The sun began to sink and the shadows became dark and rich. Grey storm clouds banked up in the east behind the skyscrapers. Then for a few minutes the sun struck the mirrored glass of the office towers and reflected the sunset. Sunset on both sides of the ridge beaming across the road down the side streets, streaming through the car windows. On the back seat, the dog snapped at parked cars, running across the back seat snapping out one window then snapping out the other. Sometimes leaning across the driver to snap at cars ahead. Overhead but to the left, a procession of planes on international flights passed slowly across the sky.
_We’re stuck on the island. So far from everywhere. Sure it’s big but it’s an island. Australia is an island. We’re trapped here.
Below, the panorama of Sydney looking apocryphal and sharply detailed in the sunset like an Altdorfer painting. Dramatic storm clouds in the sky and a crack of dark orange along the western horizon. A contrast to the stuffiness and staleness inside the plane. With shoes and crumpled aeroplane blankets on the floor and everyone feeling exhausted.
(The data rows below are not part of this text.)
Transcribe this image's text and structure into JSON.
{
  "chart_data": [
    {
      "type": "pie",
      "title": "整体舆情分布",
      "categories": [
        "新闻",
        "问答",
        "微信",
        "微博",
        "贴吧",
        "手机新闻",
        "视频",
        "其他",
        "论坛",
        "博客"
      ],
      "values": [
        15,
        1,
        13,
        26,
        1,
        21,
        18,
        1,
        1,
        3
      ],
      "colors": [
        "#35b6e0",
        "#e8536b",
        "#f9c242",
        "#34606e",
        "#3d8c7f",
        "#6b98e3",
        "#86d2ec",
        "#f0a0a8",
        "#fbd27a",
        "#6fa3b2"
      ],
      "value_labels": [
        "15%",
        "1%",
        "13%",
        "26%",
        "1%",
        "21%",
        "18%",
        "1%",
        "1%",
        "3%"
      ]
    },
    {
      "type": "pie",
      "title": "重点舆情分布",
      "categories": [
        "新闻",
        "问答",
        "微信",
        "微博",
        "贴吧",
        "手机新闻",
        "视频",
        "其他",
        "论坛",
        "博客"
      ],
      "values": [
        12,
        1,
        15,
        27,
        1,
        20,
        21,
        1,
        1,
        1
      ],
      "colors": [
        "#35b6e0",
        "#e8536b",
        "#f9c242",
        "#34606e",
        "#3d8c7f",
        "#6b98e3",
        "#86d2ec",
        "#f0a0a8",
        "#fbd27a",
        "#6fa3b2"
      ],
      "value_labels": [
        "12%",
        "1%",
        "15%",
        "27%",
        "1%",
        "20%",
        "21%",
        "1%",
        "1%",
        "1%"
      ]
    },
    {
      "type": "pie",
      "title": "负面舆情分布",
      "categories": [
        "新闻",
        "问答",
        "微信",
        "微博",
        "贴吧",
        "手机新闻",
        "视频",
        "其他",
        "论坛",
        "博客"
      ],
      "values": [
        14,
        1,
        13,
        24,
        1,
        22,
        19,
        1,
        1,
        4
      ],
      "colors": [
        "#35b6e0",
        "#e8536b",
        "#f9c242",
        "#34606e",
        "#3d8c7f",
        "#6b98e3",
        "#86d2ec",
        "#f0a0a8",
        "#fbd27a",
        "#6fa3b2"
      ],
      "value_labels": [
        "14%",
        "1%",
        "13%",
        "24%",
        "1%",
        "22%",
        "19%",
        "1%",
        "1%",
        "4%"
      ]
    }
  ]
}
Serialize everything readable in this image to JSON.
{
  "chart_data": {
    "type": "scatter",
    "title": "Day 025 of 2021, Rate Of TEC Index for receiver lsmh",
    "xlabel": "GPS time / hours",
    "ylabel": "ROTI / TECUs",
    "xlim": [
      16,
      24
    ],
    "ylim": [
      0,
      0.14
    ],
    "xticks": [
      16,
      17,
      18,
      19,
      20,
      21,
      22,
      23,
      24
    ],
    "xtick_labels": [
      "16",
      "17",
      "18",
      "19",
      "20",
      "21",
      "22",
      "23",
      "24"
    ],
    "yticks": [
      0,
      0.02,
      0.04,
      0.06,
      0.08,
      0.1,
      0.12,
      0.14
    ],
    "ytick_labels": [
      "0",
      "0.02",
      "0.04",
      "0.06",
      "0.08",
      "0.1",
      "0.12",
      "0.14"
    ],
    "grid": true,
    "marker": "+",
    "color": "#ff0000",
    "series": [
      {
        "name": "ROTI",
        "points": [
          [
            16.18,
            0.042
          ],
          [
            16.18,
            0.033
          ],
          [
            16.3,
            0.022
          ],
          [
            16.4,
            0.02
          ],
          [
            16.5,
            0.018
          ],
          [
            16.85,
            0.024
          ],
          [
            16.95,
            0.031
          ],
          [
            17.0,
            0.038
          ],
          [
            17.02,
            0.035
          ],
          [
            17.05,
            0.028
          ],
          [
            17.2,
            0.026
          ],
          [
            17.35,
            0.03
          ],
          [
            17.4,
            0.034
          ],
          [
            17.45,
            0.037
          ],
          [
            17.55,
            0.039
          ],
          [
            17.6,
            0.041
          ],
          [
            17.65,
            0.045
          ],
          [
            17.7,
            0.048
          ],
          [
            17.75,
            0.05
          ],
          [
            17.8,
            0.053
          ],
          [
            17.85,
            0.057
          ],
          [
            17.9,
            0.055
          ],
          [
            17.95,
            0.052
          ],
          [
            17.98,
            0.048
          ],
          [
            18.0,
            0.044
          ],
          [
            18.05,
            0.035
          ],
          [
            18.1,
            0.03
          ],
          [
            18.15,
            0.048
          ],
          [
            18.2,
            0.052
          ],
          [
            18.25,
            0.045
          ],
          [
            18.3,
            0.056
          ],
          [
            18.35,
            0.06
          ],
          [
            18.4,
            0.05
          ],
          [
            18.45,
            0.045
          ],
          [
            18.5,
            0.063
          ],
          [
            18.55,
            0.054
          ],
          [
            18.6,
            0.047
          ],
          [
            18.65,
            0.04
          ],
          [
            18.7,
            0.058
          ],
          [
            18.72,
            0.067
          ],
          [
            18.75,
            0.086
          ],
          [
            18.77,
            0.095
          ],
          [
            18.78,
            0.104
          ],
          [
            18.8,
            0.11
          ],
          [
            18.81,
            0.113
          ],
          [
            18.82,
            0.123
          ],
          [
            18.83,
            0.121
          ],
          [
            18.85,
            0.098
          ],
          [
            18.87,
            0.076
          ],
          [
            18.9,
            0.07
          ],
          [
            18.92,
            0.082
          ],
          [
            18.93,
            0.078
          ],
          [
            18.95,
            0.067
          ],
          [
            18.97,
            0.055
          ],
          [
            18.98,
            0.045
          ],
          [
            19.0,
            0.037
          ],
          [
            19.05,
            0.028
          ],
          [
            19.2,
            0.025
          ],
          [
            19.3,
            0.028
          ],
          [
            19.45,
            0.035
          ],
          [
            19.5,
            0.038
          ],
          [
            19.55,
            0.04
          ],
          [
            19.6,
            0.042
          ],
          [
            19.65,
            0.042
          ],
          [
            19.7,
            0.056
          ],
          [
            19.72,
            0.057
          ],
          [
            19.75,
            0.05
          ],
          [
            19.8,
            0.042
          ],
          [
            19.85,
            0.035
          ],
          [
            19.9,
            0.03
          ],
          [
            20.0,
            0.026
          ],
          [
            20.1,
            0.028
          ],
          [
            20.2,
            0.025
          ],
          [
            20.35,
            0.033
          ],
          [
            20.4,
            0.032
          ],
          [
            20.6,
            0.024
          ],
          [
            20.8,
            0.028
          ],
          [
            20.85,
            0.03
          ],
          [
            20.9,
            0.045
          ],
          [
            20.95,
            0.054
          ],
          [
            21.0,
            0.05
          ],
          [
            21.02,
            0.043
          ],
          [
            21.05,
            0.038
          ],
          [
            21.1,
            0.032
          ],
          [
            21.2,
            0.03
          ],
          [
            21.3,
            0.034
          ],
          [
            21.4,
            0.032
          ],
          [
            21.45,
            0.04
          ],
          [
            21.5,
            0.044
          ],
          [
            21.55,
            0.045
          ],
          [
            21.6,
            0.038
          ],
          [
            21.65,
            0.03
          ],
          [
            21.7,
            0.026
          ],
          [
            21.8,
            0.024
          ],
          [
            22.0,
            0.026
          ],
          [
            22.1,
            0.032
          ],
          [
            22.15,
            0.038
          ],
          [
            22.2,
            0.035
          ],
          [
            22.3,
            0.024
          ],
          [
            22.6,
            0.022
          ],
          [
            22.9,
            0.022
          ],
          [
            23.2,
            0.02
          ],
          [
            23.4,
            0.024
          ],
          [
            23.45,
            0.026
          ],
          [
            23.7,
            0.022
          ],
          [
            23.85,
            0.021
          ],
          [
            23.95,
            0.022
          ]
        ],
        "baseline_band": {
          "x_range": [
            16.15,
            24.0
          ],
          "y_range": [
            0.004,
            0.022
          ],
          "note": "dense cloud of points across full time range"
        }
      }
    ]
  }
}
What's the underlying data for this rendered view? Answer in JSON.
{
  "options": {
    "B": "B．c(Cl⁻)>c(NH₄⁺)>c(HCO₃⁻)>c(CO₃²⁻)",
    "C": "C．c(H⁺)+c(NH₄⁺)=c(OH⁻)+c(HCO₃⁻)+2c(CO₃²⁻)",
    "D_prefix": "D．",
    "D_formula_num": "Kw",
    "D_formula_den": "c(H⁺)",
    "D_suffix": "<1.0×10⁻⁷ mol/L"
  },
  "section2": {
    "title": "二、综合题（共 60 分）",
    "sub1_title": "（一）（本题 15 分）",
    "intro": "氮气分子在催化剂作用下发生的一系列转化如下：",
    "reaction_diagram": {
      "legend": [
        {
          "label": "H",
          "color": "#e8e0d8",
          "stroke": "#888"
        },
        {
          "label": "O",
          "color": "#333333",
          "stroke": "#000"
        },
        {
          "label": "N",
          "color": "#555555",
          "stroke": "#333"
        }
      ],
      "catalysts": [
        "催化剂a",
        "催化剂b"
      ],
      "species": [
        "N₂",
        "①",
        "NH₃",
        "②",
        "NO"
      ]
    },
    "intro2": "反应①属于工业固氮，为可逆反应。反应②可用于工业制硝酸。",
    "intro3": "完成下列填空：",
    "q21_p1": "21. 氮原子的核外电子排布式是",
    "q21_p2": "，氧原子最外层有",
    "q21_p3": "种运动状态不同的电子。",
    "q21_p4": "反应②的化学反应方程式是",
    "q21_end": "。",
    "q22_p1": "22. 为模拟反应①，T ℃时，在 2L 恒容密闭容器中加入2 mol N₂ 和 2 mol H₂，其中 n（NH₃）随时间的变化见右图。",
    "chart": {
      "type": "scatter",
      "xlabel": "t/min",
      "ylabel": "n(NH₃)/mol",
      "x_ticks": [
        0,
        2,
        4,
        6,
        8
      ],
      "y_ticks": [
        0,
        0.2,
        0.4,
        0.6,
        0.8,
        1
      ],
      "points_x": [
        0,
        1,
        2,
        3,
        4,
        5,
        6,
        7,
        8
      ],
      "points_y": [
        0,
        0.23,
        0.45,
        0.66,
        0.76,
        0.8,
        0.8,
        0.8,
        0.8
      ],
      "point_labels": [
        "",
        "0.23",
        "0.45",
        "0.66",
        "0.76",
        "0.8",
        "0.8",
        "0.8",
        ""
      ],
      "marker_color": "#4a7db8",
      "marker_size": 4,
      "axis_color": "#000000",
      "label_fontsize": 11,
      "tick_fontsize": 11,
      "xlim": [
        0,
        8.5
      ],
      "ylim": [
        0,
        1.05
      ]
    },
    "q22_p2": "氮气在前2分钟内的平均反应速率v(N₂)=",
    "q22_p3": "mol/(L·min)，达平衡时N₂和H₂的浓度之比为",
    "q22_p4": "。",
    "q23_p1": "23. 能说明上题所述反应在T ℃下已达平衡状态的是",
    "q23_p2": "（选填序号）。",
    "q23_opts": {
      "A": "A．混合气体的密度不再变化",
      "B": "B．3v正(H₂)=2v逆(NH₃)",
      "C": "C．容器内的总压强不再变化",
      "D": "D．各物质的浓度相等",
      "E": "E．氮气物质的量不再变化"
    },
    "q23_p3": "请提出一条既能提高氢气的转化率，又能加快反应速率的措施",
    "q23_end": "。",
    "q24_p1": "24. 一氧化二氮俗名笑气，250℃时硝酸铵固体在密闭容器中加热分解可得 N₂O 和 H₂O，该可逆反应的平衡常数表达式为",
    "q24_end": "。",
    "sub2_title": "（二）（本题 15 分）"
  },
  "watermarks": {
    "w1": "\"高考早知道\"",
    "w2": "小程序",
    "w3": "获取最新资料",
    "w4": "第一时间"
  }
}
He looked down into Sydney Harbour along the fractal shoreline and recognized the Opera House and the Harbour Bridge from TV and photos. The view was not kitsch like postcards but lovely like a real panorama is. It seemed neat and still even though the twinkling lights of cars were flowing along the roads.
Taxis passed by. His brother was late picking him up because the flight was one hour early. A car passed by slowly, driven by a woman scanning the footpath for someone. The dog on the back seat was also looking. A few minutes later she passed again, then pulled up further along in a no stopping area. She got out of the car and stood on the frame of the open car door scanning the interior of the terminal.
The young man’s face was serious and he had dark rings under his eyes. He was still and quiet, not fast to react. He was smoking slowly. Like someone who had shouldered an enormous burden which registered skeletally, making him slightly stooped. He took a small rug out of his bag, opened it, shook it and refolded it. The rug was a beautiful hand-crocheted piece with wool from the red-orange end of the spectrum. He wrapped it carefully in brown paper and put it back in his bag.
She slammed the car door and went into the terminal. The dog jumped into the front seat behind the steering wheel. She ran past all the families clustered around the exit ramps and down to the foreign currency exchange window. The old woman turned to hug her, saying,
_Don’t worry, I wouldn’t change money here. I was just interested in the exchange rate. Before they reached the car, the dog had squeezed out of the driver’s window and was running up and down the footpath. The dog had attracted the attention of a security guard who was walking quickly towards them but by the time he got there, everyone and their baggage was in the car. He nodded and turned back again.
Sheets of rain moved across the road. A large square coachhouse lamp shone in the darkness. Behind it was a three-storey terraced house with a soft golden glow coming from the downstairs windows. There was a feeling of complexity about his brother’s situation. The unexpected wealth and his extreme fitness, muscularity even.